Jenewa (ANTARA) – Catatan hak asasi Arab Saudi mendapat kecaman di Perserikatan Bangsa-Bangsa pada Senin, dengan para kritikus menuduh kerajaan itu memenjarakan aktivis tanpa proses hukum dan menyalahgunakan hak-hak dasar perempuan Saudi dan pekerja asing.
Di Dewan Hak Asasi Manusia PBB, Inggris menyerukan penghapusan sistem perwalian laki-laki Saudi untuk perempuan dan bergabung dengan Amerika Serikat dalam mengangkat kasus-kasus kerja paksa yang dikenakan pada pekerja migran.
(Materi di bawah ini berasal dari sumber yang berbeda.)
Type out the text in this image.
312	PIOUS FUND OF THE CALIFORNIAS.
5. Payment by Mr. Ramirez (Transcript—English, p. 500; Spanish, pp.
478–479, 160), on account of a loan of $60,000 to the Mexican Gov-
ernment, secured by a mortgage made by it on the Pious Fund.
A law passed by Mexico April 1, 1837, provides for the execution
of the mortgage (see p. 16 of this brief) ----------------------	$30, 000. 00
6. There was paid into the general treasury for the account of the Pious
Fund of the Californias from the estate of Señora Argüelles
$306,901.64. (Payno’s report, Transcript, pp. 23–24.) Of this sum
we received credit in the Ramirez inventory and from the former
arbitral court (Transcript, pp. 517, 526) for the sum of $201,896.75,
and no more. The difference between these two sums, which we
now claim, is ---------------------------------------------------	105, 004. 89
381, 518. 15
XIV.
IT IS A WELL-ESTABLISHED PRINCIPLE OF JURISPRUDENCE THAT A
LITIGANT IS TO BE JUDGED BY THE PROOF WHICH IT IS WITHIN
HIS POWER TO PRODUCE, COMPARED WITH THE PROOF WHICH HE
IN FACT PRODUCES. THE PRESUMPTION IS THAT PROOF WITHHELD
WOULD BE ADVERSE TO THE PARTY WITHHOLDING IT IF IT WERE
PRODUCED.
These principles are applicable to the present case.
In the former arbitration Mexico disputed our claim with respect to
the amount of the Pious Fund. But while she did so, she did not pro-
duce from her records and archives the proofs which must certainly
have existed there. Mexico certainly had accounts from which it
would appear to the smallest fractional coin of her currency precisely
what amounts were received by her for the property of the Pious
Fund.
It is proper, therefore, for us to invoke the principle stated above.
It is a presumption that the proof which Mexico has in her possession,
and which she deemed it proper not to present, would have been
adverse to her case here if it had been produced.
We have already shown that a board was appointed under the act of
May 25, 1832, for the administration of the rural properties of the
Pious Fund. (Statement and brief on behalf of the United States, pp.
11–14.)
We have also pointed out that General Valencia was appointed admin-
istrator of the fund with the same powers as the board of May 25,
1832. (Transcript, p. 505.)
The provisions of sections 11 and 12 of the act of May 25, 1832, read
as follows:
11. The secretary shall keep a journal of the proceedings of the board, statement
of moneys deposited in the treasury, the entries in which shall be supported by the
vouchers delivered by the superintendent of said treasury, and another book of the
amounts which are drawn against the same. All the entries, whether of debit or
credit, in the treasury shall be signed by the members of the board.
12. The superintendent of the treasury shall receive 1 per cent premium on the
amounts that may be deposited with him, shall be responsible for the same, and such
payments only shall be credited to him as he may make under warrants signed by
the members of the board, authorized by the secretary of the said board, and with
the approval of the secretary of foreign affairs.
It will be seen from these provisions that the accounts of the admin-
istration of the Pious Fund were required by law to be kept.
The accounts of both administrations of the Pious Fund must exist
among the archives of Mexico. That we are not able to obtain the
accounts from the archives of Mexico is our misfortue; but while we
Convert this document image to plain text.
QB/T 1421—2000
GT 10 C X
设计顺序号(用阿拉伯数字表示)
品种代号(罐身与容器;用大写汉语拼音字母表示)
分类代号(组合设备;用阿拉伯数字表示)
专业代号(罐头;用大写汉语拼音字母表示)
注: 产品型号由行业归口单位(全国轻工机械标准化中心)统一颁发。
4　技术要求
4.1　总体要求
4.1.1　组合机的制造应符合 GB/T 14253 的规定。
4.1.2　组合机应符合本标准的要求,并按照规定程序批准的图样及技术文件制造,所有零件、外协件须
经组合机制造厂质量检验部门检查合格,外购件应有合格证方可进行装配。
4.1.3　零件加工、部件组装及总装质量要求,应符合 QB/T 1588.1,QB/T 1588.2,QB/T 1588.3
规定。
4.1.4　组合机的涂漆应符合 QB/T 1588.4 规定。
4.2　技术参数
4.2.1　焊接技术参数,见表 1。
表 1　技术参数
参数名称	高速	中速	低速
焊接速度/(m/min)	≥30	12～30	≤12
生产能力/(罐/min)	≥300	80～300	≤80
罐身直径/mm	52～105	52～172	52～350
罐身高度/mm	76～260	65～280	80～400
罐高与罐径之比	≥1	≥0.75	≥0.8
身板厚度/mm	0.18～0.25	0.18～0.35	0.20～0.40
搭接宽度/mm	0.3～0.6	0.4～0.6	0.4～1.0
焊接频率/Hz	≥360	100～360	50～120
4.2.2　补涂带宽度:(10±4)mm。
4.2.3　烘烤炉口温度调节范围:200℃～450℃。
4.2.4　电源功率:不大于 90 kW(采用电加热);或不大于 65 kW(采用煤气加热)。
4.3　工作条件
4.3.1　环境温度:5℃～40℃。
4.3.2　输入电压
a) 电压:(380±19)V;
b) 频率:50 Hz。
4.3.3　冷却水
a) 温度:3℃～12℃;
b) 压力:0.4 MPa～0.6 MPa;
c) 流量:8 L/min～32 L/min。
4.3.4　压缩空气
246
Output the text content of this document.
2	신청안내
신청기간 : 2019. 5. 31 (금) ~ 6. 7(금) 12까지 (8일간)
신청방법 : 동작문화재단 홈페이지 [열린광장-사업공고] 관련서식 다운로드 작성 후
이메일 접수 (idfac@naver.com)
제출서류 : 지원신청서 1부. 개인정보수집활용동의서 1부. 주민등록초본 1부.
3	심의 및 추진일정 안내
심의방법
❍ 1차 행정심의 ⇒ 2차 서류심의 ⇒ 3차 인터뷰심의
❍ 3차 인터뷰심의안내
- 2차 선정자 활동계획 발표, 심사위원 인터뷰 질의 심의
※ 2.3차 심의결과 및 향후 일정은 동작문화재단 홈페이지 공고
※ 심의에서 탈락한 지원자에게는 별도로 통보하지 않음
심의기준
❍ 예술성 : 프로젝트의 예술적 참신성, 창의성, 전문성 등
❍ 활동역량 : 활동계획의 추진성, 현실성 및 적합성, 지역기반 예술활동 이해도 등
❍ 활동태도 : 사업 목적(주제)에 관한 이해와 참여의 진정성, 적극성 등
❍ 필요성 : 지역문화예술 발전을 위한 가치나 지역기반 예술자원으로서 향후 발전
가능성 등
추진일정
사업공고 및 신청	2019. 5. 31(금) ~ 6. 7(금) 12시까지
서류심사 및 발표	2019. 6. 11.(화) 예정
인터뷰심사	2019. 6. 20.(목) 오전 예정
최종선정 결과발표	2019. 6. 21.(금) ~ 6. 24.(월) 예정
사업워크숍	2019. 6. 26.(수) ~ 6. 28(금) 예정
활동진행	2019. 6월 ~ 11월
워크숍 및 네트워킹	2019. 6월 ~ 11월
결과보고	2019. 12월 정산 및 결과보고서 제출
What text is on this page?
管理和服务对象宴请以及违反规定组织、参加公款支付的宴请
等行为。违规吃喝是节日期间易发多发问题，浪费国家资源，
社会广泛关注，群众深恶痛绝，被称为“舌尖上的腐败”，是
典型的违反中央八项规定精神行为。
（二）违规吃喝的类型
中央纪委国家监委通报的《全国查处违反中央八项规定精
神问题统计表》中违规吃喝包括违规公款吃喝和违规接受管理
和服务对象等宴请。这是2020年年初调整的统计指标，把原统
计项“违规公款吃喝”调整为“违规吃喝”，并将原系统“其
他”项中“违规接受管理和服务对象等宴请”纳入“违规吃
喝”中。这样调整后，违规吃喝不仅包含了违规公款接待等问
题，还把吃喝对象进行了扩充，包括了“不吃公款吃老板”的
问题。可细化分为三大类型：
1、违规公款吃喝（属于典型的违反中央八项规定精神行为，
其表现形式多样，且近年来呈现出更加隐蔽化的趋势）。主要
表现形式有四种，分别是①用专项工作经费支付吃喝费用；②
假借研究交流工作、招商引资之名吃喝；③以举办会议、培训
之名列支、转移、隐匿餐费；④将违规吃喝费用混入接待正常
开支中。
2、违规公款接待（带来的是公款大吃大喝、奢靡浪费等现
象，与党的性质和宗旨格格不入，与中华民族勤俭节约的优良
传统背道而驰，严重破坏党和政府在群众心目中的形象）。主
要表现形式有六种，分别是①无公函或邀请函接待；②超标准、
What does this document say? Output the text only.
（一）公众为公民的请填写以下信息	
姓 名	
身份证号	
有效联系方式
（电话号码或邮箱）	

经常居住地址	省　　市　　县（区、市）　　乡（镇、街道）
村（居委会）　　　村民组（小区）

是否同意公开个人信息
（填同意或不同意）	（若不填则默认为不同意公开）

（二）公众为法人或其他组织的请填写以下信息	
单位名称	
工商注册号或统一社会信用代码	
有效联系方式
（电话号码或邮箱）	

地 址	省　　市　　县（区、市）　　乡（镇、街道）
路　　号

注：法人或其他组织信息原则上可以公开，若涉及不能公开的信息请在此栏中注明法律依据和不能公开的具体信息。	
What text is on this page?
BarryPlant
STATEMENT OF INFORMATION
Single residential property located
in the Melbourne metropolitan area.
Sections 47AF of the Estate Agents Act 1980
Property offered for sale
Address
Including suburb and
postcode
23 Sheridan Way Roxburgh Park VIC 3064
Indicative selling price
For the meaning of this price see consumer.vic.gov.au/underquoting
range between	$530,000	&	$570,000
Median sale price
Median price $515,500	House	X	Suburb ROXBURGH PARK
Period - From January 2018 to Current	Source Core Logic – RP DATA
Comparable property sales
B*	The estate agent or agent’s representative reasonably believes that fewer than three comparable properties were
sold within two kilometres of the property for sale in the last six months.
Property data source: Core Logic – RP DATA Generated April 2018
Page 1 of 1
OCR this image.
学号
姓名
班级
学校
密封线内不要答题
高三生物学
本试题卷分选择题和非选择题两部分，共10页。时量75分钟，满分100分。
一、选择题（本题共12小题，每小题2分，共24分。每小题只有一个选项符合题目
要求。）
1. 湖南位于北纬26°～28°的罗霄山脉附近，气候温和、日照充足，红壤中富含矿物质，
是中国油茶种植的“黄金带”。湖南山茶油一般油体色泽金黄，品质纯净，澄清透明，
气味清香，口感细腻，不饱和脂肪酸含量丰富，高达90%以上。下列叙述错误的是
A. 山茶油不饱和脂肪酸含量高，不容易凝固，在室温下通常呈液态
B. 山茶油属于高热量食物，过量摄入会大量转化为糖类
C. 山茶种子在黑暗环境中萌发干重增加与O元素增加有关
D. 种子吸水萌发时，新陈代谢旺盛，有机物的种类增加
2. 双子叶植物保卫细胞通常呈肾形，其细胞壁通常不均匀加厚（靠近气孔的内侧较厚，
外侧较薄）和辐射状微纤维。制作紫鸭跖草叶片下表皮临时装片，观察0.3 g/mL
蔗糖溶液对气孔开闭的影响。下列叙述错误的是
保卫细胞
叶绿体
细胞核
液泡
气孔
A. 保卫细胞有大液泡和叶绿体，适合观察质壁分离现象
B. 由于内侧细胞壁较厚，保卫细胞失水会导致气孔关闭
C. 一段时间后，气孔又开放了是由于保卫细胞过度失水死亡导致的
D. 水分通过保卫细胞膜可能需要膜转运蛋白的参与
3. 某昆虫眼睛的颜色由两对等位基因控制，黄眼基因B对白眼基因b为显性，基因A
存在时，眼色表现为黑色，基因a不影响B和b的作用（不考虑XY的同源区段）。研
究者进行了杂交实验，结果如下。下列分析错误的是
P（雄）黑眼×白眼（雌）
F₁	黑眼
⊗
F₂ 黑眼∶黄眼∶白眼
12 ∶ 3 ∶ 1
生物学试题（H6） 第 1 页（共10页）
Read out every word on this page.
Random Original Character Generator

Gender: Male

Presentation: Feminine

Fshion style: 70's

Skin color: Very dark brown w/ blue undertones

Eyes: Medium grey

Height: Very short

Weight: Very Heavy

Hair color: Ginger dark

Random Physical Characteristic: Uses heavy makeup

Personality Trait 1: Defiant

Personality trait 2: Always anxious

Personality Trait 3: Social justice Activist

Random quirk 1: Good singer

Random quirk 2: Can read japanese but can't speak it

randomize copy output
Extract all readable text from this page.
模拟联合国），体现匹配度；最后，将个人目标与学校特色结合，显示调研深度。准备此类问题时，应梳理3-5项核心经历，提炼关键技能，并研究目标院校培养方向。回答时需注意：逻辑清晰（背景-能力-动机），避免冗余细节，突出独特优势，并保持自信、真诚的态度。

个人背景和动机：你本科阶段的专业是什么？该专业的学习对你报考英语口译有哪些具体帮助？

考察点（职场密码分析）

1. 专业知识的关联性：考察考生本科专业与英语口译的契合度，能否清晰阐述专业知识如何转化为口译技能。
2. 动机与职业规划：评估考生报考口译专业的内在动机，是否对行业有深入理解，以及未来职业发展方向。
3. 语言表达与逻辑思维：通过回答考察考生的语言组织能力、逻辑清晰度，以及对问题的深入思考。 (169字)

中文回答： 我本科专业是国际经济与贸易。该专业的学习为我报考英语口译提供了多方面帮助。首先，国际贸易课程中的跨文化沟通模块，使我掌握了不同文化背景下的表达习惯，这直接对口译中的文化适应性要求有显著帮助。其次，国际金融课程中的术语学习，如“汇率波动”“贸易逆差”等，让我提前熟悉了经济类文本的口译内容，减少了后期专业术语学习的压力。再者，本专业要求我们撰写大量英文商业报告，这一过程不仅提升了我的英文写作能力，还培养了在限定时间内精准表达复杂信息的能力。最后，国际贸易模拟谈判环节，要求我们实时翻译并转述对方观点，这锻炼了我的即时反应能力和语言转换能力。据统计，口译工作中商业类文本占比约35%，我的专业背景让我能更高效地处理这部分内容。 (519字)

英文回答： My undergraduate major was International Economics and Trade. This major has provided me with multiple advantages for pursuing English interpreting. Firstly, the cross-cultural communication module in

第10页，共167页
Delegasi AS juga menyuarakan keprihatinan atas pembatasan Saudi terhadap kebebasan beragama dan berserikat, sementara Jerman menyerukan moratorium penggunaan hukuman mati.
“Banyak negara memiliki catatan bermasalah, tetapi Arab Saudi menonjol karena tingkat penindasannya yang luar biasa tinggi dan kegagalannya untuk melaksanakan janjinya kepada Dewan Hak Asasi Manusia,” Joe Stork, wakil direktur Timur Tengah di Human Rights Watch, mengatakan dalam sebuah pernyataan pada pertemuan tersebut.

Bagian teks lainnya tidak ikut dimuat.